Referring to Figure 6, in the control treatment, WT, OE1 and OE2 plants all grew normally. Under salt stress conditions, the growth of WT, OE1 and OE2 plants was inhibited, but the root system and aerial part growth of OE1 and OE2 were better than WT. According to the 7-day index data of Arabidopsis seedlings under salt stress shown in Figure 7, the fresh weight, root length and number of lateral roots of OE1 and OE2 after 7 days of 150mM NaCl treatment were significantly greater than WT, and the difference reached a significant level, while there was no difference in the control group (1/2MS).

The research results showed that the salt tolerance of Arabidopsis thaliana with the LpNAC022 gene was significantly better than that of wild-type Arabidopsis thaliana.

Based on the results of this example, the LpNAC022 gene can be used to breed salt-alkali tolerant perennial ryegrass varieties.

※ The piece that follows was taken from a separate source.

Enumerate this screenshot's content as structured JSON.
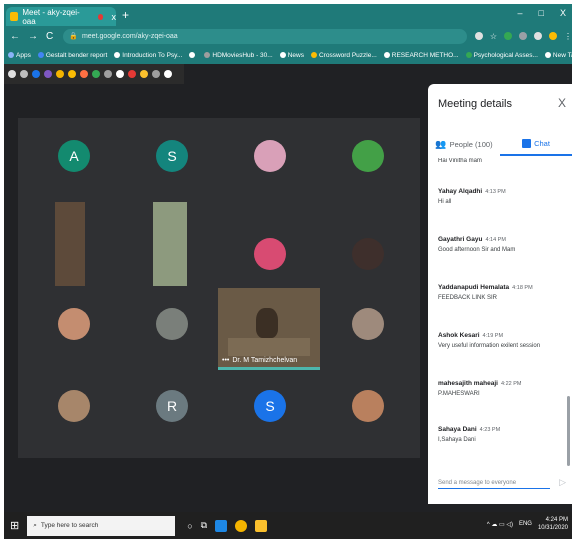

The above are only preferred embodiments of the present invention. It should be noted that the above preferred embodiments should not be regarded as limiting the present invention, and the protection scope of the present invention should be based on the scope defined by the claims. For ordinary technicians in this technical field, several improvements and modifications can be made without departing from the spirit and scope of the present invention, and these improvements and modifications should also be regarded as the protection scope of the present invention.

Claims (2)

1. A use of a ryegrass salt tolerance gene LpNAC022, characterized in that it is expressed in plants to improve the salt tolerance of plants; the gene LpNAC022 is the nucleotide sequence shown in the sequence table Seq ID NO.1. 2. The use of the ryegrass salt-tolerance gene LpNAC022 according to claim 1, characterized in that it is used to cultivate new salt-tolerant ryegrass varieties.